Matthew Ramsey of Old Dominion had not known Chesney prior to his group hitting the road as the opener for the ‘Big Revival’ tour and was surprised by the friendliness of the headliner in their initial conversations. “He talked to me like he’d known me forever,” says Ramsey. “The way he runs his operation from top to bottom, you never meet anybody in a bad mood, everyone is treated with such care.” On the second to last night of the tour, Chesney invited Ramsey and Old Dominion bandmate Brad Tursi out for the live debut of his current hit, “Save It for a Rainy Day,” which was written by the pair.
Sure, he’s the boss, but the praise for Chesney’s equanimity is universal. Spend enough time around him and you’ll see why; he’s a person who is unfailingly gracious given the level of stardom he has attained. Whether it is the sponsors with whom he snaps pics backstage at Gillette or the fans to whom he offers a special moment at the meet and greet, Chesney wears his fame very lightly, if at all.
It is not that his presence is unassuming, exactly, it is that he is eminently open. He can address crowds upwards of 60,000 — making Gillette Stadium feel like a back porch hootenanny as he leads a deafening singalong of “Boston”— and make you feel like you are the only person in the world that he wants to be talking to in a particular moment.
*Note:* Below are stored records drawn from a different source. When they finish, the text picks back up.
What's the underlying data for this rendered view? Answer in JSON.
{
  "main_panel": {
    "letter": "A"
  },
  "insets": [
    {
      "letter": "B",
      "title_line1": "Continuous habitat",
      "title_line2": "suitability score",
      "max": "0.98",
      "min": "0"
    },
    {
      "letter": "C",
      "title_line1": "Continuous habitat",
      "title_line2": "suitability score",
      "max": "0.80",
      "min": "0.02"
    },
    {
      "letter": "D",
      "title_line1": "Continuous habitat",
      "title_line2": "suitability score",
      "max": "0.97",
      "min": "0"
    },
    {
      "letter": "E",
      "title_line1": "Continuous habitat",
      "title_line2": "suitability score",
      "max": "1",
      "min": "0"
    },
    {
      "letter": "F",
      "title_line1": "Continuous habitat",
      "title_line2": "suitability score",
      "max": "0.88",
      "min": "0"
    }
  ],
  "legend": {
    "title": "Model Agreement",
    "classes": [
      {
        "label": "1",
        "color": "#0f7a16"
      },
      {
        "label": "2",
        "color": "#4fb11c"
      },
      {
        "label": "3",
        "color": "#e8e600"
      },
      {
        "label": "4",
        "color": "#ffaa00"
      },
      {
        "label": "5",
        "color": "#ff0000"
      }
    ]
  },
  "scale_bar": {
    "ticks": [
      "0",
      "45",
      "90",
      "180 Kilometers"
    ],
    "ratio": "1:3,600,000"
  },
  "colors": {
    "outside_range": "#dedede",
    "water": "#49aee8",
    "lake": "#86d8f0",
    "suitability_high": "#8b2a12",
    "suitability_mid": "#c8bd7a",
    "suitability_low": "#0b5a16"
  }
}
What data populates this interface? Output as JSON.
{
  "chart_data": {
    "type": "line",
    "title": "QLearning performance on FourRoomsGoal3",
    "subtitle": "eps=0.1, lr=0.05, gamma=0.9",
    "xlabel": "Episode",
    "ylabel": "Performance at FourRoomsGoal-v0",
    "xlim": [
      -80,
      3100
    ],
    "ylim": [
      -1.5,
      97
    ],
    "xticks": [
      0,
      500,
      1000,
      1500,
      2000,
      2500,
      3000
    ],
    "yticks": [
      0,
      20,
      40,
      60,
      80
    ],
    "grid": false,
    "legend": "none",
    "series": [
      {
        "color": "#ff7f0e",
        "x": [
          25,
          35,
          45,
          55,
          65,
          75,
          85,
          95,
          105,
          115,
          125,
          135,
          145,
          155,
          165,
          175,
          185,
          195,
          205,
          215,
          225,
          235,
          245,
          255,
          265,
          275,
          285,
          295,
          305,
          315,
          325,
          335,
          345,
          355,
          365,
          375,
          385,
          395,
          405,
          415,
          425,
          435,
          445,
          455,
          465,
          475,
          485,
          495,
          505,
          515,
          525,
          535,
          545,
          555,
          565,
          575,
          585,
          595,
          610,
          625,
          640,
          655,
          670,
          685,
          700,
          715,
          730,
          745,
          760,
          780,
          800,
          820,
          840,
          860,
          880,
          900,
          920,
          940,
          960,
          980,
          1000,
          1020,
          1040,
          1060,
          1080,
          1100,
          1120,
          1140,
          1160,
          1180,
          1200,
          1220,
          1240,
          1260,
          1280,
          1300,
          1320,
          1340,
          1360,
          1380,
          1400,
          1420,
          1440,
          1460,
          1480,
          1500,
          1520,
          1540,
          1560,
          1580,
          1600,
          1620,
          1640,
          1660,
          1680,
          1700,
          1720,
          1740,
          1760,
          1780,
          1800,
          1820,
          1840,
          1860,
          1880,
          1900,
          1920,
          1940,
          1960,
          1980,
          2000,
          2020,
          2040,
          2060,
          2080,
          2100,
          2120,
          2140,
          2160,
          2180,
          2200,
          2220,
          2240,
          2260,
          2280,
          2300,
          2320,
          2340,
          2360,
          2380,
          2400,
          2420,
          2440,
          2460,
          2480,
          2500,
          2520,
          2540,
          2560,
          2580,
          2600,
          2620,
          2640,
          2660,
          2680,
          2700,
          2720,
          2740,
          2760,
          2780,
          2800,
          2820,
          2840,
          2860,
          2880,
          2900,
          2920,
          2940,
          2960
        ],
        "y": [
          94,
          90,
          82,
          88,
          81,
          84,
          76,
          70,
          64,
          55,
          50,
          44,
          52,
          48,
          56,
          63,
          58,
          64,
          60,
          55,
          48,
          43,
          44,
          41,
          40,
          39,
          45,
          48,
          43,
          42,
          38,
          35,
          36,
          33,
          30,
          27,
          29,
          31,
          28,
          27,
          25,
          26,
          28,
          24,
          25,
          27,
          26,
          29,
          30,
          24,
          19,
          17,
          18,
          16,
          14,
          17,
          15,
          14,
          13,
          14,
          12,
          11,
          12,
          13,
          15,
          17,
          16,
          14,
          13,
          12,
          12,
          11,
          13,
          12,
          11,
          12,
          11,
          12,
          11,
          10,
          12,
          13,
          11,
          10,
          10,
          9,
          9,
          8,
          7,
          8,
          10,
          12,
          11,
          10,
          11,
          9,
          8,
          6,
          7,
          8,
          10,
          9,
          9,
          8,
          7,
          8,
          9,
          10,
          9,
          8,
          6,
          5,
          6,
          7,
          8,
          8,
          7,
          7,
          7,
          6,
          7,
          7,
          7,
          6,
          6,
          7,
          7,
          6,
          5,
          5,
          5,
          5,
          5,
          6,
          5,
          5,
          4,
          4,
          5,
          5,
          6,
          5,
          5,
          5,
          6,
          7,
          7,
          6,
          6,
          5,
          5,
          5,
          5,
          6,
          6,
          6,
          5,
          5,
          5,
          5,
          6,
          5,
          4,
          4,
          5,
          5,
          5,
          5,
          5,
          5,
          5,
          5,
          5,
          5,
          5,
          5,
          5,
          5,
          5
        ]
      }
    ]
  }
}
Even when he has a major commercial shoot unexpectedly appear on his schedule during the final two shows — admittedly tired and with the finish line in sight, it is not ideal timing — Chesney rolls with the punches as cameras follow him through the bowels of the stadium chronicling his day-of-show routine. But ever the cut-up, he manages to give a sly wink to folks standing outside the shot. (The company for which Chesney is shooting the spot is on the DL, but, suffice to say, the man who has generally eschewed reality television, perfumes, and other tenuous brand extensions has chosen a major player for his rare advertising moment and will likely be inescapable on TV this fall.)